Tip #1: Get a good financial planner. She or he will be your best investment. A good financial planner will be someone who is a Certified Financial Planner with several years experience working with a team of experts to help you with questions throughout your life. This is someone who can crunch numbers and find solutions. It is rarely black and white. There are many ways to get to your goals. Team up with someone who can highlight the advantages and disadvantages of several scenarios and help you make informed decisions.
Tip #2: When you save for the long-term like retirement, your return needs to at least beat inflation. If you thought that saving in a term deposit is safe. Think again. Term deposits will only pay about 2% currently while inflation is about 3%. Therefore, you are actually loosing 1% per year. Your money looses value overtime and so is your purchasing power. Saving in a GIC or Term deposit gives you a false impression of safety. Invest in good qualify investments to ensure that you beat and exceed inflation otherwise you may find yourself going broke too early in retirement.

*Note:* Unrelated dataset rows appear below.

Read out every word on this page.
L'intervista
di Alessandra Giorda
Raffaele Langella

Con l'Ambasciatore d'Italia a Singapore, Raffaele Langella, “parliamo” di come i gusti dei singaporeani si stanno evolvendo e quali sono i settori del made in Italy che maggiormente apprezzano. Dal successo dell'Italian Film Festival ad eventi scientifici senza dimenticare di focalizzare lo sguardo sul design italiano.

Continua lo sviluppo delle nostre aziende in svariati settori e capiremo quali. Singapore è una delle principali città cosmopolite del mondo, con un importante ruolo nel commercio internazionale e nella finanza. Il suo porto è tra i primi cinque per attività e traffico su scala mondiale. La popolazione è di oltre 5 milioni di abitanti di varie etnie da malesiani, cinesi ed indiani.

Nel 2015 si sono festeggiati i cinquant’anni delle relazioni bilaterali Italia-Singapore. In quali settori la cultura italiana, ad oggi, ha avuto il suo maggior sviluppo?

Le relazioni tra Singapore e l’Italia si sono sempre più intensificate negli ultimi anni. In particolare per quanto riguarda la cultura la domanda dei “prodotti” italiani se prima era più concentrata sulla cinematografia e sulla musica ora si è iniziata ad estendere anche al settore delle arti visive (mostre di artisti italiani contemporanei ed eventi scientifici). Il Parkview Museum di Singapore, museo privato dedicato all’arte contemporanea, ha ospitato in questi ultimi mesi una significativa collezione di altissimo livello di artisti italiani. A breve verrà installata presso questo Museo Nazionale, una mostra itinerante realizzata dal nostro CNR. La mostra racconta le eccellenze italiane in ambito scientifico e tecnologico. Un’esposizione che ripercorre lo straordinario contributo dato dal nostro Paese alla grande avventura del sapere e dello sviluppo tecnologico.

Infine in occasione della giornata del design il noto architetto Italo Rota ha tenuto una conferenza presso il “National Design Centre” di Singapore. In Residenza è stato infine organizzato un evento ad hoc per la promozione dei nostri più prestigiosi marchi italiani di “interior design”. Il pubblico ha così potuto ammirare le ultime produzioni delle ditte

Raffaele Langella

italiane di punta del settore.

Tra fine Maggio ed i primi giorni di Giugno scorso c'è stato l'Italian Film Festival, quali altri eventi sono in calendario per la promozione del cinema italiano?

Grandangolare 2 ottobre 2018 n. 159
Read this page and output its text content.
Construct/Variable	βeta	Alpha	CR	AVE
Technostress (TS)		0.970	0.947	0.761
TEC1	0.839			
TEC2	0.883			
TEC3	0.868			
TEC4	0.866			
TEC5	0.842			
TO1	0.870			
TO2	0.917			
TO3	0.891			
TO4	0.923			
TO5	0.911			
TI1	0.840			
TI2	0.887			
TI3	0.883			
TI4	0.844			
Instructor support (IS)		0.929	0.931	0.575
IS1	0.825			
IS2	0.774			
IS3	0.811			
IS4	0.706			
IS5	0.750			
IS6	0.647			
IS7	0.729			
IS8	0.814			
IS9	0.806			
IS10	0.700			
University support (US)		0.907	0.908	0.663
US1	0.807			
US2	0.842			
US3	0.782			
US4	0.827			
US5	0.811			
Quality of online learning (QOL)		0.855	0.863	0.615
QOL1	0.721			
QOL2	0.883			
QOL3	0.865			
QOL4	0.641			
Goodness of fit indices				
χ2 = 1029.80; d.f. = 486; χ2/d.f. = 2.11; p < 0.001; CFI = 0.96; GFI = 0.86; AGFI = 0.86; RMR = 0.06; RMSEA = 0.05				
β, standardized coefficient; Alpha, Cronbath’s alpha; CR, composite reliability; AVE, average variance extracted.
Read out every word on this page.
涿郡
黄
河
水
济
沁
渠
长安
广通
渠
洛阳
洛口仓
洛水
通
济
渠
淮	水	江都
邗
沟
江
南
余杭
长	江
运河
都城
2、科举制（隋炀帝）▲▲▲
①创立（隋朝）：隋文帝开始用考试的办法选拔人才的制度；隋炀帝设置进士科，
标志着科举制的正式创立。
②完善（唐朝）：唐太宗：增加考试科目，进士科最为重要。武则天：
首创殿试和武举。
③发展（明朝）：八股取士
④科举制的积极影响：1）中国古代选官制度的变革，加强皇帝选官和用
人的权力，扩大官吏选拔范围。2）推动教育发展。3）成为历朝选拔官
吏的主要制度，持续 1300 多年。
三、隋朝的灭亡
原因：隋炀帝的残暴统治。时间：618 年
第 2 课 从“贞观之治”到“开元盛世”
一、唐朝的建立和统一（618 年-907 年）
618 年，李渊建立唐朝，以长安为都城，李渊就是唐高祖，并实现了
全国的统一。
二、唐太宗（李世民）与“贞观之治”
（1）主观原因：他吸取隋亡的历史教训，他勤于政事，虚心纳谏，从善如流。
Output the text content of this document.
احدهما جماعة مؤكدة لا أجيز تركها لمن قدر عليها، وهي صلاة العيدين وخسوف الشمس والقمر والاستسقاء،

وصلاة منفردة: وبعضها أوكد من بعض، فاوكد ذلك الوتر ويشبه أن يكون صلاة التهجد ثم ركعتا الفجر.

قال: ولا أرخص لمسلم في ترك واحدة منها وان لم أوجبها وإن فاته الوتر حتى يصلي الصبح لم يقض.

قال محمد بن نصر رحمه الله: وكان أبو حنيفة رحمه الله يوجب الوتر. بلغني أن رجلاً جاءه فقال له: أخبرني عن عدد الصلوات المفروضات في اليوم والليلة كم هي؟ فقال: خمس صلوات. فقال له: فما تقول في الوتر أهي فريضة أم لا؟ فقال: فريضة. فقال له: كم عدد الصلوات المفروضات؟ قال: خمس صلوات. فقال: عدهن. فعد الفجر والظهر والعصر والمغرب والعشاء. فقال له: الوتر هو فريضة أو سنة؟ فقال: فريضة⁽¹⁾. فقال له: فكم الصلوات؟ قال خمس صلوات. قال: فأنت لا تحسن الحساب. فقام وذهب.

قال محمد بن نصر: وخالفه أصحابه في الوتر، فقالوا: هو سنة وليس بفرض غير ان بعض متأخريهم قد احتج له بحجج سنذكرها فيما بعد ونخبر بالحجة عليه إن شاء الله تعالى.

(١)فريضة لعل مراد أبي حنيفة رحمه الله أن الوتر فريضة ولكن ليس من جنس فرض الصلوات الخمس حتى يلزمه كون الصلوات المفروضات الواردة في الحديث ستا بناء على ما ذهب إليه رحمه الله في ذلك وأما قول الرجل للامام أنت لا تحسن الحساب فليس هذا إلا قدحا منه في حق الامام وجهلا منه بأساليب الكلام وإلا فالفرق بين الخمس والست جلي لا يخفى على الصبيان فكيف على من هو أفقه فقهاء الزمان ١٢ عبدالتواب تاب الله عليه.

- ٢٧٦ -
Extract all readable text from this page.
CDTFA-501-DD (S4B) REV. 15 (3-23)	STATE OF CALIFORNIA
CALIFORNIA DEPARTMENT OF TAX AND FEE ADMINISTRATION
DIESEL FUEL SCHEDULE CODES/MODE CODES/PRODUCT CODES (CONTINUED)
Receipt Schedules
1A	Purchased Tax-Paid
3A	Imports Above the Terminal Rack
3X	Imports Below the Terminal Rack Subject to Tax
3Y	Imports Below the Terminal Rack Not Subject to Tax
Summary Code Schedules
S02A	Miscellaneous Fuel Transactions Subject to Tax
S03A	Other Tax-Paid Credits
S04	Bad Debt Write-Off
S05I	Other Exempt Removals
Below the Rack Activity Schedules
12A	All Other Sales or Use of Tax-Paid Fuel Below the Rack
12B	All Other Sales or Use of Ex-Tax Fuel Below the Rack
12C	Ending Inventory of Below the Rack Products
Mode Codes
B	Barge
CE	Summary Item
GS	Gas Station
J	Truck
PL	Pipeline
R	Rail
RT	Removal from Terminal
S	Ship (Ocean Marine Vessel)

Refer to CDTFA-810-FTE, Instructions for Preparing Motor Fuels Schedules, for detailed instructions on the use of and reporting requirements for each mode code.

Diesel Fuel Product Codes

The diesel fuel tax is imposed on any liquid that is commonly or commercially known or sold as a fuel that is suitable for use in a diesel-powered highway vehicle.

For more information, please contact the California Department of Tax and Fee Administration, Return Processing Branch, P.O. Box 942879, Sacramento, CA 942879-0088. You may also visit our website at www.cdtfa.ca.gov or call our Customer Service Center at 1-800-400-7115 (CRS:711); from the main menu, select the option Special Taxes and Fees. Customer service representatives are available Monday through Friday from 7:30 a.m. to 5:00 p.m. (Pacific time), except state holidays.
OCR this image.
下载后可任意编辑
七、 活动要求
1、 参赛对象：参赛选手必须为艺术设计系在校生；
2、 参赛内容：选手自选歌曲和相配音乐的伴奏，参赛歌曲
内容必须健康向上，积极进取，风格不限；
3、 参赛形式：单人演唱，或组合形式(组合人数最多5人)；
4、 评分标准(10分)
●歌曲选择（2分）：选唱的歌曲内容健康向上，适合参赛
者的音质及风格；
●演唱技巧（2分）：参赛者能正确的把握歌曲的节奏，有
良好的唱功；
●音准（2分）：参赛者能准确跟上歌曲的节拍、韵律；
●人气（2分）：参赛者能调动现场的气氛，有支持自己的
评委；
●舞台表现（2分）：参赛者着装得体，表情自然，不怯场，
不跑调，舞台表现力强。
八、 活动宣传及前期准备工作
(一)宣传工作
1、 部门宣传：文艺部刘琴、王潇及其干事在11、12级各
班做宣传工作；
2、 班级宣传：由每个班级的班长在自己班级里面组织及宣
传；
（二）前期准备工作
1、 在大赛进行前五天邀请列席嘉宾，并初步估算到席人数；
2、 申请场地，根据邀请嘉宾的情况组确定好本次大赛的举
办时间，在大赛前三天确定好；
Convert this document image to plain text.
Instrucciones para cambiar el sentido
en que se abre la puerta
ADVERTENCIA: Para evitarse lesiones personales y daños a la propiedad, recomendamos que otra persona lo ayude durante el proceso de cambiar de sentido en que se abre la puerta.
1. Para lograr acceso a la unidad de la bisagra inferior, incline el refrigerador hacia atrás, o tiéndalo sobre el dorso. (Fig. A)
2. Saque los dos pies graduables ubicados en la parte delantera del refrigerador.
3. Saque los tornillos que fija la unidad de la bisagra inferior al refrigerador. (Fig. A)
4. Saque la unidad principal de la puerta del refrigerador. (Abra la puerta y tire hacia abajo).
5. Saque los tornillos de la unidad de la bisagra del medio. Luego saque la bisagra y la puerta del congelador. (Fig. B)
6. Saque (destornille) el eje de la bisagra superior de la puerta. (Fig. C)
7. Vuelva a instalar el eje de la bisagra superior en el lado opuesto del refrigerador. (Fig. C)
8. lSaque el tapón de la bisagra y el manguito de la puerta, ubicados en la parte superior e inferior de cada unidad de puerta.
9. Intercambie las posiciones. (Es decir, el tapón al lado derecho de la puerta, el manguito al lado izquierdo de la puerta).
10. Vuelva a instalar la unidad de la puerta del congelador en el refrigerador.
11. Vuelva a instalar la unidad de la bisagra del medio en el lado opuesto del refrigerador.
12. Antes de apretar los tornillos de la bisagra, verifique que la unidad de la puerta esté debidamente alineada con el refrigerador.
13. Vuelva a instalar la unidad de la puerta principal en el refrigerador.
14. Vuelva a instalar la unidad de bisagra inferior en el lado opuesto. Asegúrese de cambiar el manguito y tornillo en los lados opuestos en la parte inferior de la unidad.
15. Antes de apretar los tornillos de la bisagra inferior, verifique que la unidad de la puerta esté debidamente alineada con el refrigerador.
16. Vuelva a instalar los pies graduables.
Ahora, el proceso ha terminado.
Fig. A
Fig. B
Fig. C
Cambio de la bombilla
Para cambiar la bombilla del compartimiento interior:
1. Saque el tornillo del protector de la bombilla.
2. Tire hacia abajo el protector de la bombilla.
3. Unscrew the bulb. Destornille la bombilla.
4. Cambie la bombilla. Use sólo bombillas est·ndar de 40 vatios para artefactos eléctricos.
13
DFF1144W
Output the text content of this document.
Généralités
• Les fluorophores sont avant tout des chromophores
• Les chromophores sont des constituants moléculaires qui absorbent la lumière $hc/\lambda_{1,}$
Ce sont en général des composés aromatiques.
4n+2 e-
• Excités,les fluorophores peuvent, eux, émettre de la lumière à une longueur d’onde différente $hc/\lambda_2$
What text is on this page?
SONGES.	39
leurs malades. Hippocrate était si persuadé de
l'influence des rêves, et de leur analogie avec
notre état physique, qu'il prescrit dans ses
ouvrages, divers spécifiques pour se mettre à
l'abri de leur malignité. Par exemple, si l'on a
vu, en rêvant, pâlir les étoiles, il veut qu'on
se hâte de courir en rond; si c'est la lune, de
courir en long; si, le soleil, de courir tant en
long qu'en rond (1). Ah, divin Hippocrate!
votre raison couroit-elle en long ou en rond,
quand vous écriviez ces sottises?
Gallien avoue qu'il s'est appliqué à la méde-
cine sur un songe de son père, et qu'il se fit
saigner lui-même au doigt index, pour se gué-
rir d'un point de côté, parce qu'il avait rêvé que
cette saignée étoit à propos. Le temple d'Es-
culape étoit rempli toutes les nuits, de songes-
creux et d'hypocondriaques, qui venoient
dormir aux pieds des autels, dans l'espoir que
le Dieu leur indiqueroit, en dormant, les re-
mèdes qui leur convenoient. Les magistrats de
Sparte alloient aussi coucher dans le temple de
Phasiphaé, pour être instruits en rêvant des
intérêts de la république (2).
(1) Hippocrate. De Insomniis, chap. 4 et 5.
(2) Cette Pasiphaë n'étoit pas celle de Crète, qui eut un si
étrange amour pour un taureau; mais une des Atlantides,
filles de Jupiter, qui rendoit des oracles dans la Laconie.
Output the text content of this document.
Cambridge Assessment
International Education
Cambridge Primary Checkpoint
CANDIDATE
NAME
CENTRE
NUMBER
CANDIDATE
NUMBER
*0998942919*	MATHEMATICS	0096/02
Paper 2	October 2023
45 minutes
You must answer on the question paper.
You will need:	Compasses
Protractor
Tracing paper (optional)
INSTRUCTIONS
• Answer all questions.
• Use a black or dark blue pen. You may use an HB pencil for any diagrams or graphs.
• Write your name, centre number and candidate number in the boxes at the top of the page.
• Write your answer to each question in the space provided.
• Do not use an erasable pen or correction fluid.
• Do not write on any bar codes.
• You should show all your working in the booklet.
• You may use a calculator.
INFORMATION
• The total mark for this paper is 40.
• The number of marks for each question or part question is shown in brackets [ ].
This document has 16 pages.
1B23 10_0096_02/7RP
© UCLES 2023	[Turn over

Tip #3: Resist drawing from your RRSP even in an emergency situation. Keep your RRSP for long-term accumulation. It is meant to be for retirement and it needs to be there to compound. Keep your long-term money separate from your short-term money. Everyone needs two pots of funds. One to use later in life, the other to use for short-term emergencies or travel or other short-term goals. The long-term money should be invested to beat inflation, the short-term money should be in a high interest savings account away from market risks.
Tip #4: Save 10% of your income for long-term. I know, you have heard this a 100 times. Well, it’s because it is a good rule of thumb. But remember that the older you are, you will likely need to save more. It can vary substantially from one person to another. If you were already smart enough to save a lot or have a pension plan at work, you may not need to save as much. It also depends on your lifestyle and how much of it you want to keep during retirement. To be sure of what YOU need to save, you need to calculate it. Contact us. We can help. You can also go on our website and request an online calculation. But it is never as good as a full planning analysis of your situation.
Tip #5: Are you getting ahead? Make a habit to update your net worth statement once a year. December is a good time to do this. A net worth statement outline your assets and your liability. The difference equals what you are truly worth. Did the numbers improved from last year? Are you growing assets and reducing debts? Where do you want to be next year? Looking at the big picture helps the planning process. It feels awesome and encouraging to confirm our progress. Make a recurring event in your calendar to update your net worth every December! If you need a template, contact us. If you come in for a meeting every year, we will do one for you!
Tip#6: If it is too good to be true, it usually is. This person is going to jail for following a stupid “tax is unconstitutional” scheme”. Sorry, everyone needs to pay tax. That’s how we get to live in this great country with wonderful benefits. There are lots of legal ways to reduce taxes. Play smart and honest. That is the good old time tested way to get ahead.